I remember as a child listening to my grandmother, a white woman living in a tiny suburb of New York City, often refer to "that colored fella." I cringed, and sought my mother's counsel. Being raised in the '80s, when the idea was to teach your children there was no difference between black and white (a path to today's teachings that everyone IS different, but that's something to embrace), I wondered why she was allowed to say that. The irony was not lost on me that despite her racist terminology, she lived in a town that boasted some highly successful black Americans (Eddie Murphy among them). My mother's answer, of course, was along the lines of "do as I say, not as she does." She was old, I was told, raised in a different time.
She never said it, but to me as a child, it couldn't have been more clear: "Your grandmother doesn't know any better. You do." It was a remarkable thing to a child, to be armed with the knowledge that I, the kid, knew better than the adult. It was freeing and depressing at the same time, and gave root to a social liberalism that extends even further than that fostered by my parents.
Generally we find that each generation is more liberal than the last, each generation knows more than their parents and grandparents -- and all that is for the betterment of society.
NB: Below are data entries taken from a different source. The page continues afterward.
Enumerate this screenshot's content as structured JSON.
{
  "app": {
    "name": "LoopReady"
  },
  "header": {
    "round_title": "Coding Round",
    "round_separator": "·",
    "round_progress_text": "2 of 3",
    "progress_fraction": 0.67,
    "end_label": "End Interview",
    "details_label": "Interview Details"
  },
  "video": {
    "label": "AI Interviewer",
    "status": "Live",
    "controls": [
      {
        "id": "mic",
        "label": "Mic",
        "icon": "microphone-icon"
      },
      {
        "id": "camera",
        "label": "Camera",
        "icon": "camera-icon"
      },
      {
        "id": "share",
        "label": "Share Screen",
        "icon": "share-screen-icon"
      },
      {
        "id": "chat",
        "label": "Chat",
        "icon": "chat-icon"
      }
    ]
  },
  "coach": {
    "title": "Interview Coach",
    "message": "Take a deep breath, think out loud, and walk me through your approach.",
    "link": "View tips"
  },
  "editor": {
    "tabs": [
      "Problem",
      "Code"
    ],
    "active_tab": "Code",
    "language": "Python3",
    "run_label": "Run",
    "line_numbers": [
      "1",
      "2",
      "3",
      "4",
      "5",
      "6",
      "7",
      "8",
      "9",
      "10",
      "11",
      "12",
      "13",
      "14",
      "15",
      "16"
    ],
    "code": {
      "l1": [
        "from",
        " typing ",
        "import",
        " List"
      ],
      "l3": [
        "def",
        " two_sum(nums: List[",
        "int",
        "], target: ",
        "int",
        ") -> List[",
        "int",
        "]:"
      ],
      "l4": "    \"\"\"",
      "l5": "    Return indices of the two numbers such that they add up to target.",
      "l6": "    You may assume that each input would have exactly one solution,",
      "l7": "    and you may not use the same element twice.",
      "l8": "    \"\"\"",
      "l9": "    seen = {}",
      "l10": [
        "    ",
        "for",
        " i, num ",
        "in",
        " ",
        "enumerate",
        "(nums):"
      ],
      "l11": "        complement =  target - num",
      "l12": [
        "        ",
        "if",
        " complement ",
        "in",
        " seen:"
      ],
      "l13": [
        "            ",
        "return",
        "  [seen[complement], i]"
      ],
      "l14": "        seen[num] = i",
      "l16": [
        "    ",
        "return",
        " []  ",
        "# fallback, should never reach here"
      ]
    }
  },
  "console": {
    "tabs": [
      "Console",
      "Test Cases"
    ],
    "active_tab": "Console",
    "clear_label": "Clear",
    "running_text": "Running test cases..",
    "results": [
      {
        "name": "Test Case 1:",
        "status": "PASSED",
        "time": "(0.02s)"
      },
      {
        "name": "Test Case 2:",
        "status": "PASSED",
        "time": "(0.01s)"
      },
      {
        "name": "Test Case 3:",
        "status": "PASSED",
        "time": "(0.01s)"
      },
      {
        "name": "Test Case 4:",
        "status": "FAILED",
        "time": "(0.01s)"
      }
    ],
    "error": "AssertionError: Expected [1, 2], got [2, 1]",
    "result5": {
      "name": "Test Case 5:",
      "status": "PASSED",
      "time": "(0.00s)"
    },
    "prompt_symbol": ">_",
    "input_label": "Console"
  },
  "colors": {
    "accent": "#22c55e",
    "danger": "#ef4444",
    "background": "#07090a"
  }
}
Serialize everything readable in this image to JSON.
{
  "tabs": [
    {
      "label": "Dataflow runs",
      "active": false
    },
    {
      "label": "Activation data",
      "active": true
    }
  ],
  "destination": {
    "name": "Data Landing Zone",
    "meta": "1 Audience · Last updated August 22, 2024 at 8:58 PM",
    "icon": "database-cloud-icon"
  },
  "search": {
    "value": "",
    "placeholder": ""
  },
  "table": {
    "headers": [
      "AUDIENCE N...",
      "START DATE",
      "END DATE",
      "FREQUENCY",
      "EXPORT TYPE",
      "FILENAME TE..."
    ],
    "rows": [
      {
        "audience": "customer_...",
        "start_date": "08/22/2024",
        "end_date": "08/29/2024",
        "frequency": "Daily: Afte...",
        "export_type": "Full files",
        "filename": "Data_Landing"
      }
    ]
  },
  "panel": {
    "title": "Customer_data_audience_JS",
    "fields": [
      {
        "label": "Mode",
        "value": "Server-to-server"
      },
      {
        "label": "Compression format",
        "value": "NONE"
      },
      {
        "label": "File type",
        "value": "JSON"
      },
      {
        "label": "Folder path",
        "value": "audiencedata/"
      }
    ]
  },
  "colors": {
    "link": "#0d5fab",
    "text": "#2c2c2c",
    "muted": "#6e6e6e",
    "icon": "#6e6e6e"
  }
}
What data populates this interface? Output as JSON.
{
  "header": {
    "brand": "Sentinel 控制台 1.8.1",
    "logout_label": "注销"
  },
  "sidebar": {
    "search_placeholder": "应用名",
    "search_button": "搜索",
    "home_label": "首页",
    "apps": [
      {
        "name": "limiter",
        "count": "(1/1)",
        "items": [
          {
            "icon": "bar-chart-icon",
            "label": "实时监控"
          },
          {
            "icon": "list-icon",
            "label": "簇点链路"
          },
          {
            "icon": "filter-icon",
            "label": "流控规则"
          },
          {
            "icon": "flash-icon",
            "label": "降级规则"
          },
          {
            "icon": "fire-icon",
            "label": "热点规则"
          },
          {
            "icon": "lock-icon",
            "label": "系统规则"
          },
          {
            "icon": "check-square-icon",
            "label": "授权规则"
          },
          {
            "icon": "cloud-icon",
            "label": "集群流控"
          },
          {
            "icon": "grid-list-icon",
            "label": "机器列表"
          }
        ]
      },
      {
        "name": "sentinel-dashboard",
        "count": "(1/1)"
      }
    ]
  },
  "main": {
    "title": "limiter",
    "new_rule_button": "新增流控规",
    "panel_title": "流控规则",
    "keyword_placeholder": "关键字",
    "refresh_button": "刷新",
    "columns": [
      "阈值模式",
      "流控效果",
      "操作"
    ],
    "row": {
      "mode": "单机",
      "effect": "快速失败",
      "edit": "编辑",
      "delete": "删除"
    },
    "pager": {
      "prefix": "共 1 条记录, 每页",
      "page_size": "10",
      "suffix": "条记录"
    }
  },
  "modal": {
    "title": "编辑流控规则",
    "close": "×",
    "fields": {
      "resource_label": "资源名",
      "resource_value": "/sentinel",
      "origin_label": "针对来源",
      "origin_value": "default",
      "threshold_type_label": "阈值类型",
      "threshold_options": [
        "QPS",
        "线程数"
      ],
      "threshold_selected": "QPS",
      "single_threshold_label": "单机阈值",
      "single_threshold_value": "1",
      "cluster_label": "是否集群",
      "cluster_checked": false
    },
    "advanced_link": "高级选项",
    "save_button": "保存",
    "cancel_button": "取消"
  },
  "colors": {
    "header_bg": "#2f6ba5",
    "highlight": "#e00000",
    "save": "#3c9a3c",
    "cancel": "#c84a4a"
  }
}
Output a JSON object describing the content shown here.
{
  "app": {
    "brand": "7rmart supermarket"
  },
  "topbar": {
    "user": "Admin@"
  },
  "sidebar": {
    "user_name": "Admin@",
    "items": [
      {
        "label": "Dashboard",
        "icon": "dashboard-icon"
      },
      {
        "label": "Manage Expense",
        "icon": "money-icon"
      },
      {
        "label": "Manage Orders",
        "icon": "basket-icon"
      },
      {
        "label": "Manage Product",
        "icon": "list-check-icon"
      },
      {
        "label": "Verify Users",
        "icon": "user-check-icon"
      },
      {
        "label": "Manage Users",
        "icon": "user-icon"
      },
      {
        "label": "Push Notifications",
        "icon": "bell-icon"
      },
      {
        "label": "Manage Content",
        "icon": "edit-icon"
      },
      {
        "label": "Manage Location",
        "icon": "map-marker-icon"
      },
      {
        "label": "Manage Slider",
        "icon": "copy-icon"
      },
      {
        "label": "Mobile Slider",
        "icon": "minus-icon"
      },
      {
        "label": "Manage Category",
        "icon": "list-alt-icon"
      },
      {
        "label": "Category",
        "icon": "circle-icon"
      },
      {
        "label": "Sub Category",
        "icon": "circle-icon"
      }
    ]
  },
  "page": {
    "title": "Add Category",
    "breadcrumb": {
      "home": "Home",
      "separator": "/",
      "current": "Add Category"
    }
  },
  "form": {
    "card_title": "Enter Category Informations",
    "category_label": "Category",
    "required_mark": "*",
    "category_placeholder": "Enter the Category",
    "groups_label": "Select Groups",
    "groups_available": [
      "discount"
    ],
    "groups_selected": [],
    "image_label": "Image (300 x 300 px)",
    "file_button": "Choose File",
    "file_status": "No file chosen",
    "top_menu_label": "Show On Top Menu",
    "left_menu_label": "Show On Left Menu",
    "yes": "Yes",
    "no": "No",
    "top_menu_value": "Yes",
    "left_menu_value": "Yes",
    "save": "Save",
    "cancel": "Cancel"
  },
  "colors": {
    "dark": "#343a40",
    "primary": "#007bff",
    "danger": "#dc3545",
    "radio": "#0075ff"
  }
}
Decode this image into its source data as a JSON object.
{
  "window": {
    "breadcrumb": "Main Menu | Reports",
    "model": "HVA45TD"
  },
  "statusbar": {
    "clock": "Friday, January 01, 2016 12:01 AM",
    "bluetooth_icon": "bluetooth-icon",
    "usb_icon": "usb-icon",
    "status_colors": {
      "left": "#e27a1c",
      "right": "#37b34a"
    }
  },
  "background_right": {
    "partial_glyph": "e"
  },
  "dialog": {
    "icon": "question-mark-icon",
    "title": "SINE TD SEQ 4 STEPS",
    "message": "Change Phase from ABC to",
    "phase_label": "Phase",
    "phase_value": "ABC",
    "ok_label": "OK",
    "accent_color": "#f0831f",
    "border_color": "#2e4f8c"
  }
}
But for all that each generation adds to society, we struggle because none has yet knocked down the tired doctrine of the infallibility of the elderly. The young may realize old does not equal wise, but we're hog-tied by this notion of automatic respect, by the idea that they have done so much for us that we don't dare voice it.
And so we end up with the Martin Hartys of the world in office, spewing disgusting tripe about eugenics and allowing the differently abled to freeze to death. Martin Harty is an old man, but what he said proved he's not a nice one.
He reminded us all that respect is not an age thing, it's a "quality of the man" thing. Martin Harty doesn't deserve a break because he's a veteran or because he's old. To show he's earned our respect, he needs to respect the rest of America.
Do you think America's elderly have too many excuses made for them? Or do they earn a special respect in your eyes?